Als wir das Wachtschiff erblickten, waren wir daher beinahe ängstlich, und meinten vom Kopfe bis zu den Füßen untersucht zu werden. Der Kapitän bat um die Erlaubniß, mit uns an's Land gehen zu dürfen. Dies wurde sogleich bewilligt, — und damit war die ganze Sache abgethan. So lange wir auf dem Schiffe wohnten, und nach der Stadt hin- und herfuhren, wurden wir nie einer Untersuchung ausgesetzt; nur als wir Kisten und Koffer mitnahmen, mußten wir nach dem Zollhause fahren, wo die Untersuchung strenge, und der Zoll für Waaren, Bücher, u.s.f. sehr groß ist.
Wir landeten an der Praya dos Minieros, einem schmutzigen, ekelhaften Platze, bevölkert mit einigen Dutzenden eben so schmutziger, ekelhafter Schwarzen, die auf dem Boden kauerten, und Früchte und Näschereien zum Verkaufe laut schreiend und preisend anboten. — Von da kamen wir gleich in die Hauptstraße (Rua direita), deren einzige Schönheit ihre Breite ist. Sie enthält mehrere öffentliche Gebäude, wie das Zollhaus, die Post, die Börse, Wache u.s.w., die aber Alle so unansehnlich sind, daß man sie gar nicht bemerken würde, ständen nicht immer viele Leute davor.
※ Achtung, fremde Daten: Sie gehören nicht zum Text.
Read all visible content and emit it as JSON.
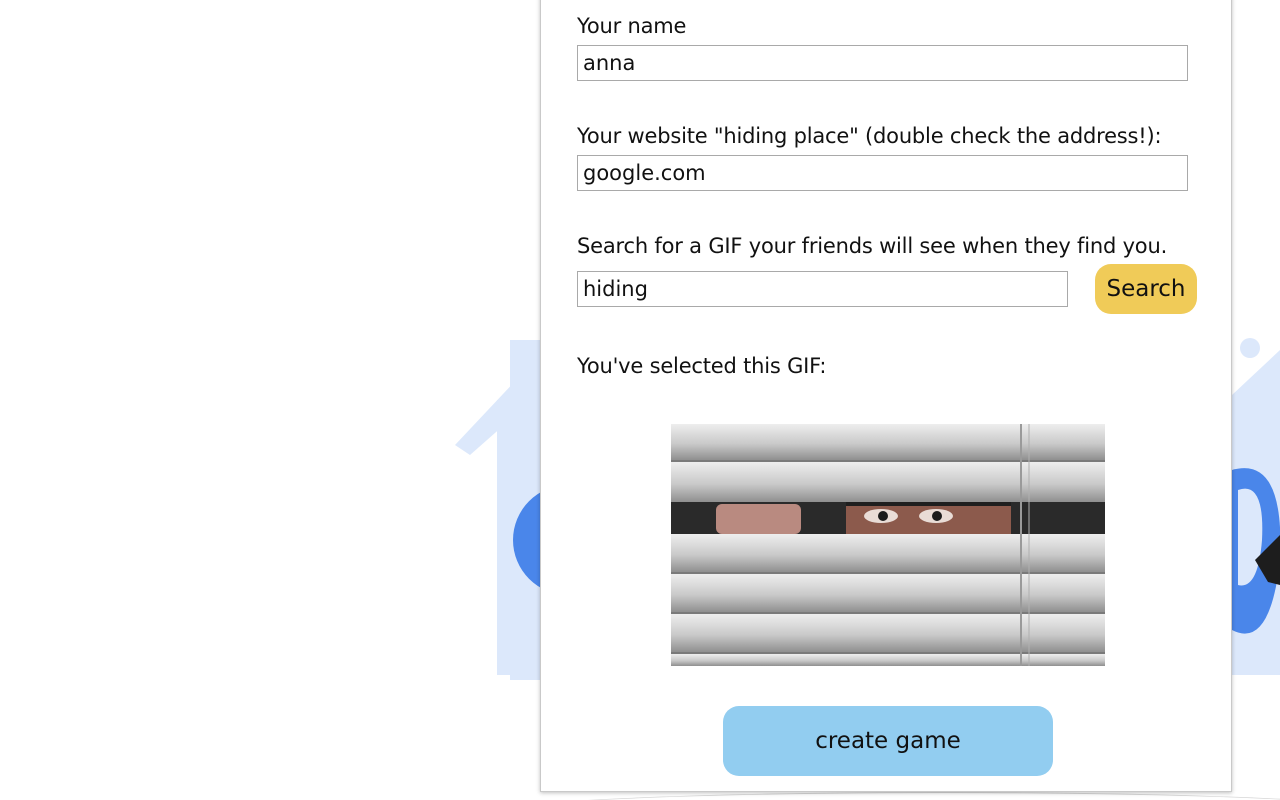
{
  "form": {
    "name_label": "Your name",
    "name_value": "anna",
    "website_label": "Your website \"hiding place\" (double check the address!):",
    "website_value": "google.com",
    "gif_search_label": "Search for a GIF your friends will see when they find you.",
    "gif_search_value": "hiding",
    "search_button_label": "Search",
    "selected_gif_label": "You've selected this GIF:",
    "create_button_label": "create game"
  },
  "colors": {
    "search_button": "#f0cb58",
    "create_button": "#92cdf0",
    "background_illustration": "#dce8fb",
    "illustration_blue": "#4a86ea"
  },
  "icons": {
    "background": "house-illustration",
    "gif": "eyes-peeking-through-blinds-image"
  }
}
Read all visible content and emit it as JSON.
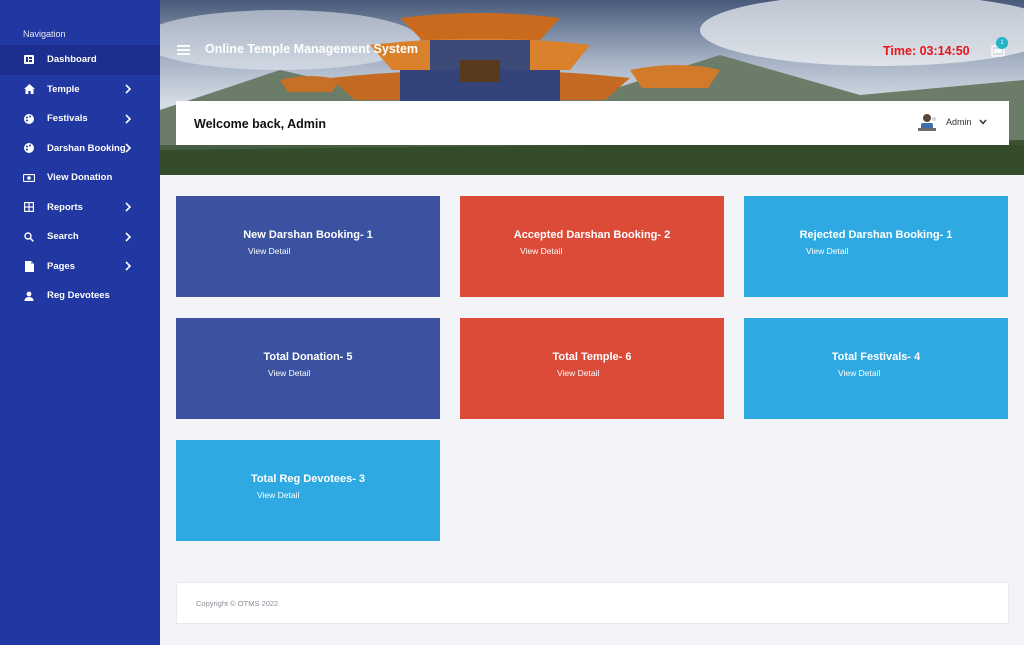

Am Ende dieser Straße liegt das kaiserliche Schloß, ein ganz gewöhnliches großes Privatgebäude, ohne Ansprüche auf Geschmack und schöne Architektur. Der Platz davor (Largo do Paco), mit einem einfachen Brunnen geziert, ist sehr unrein, und dient des Nachts vielen armen, freien Negern zur Schlafstelle, die dann des Morgens ihre Toilette ganz ungenirt vor aller Leute Augen machen. Ein Theil des Platzes ist von einer Mauer umfaßt, und wird als Fisch-, Obst-, Gemüse und Geflügel-Markt verwendet.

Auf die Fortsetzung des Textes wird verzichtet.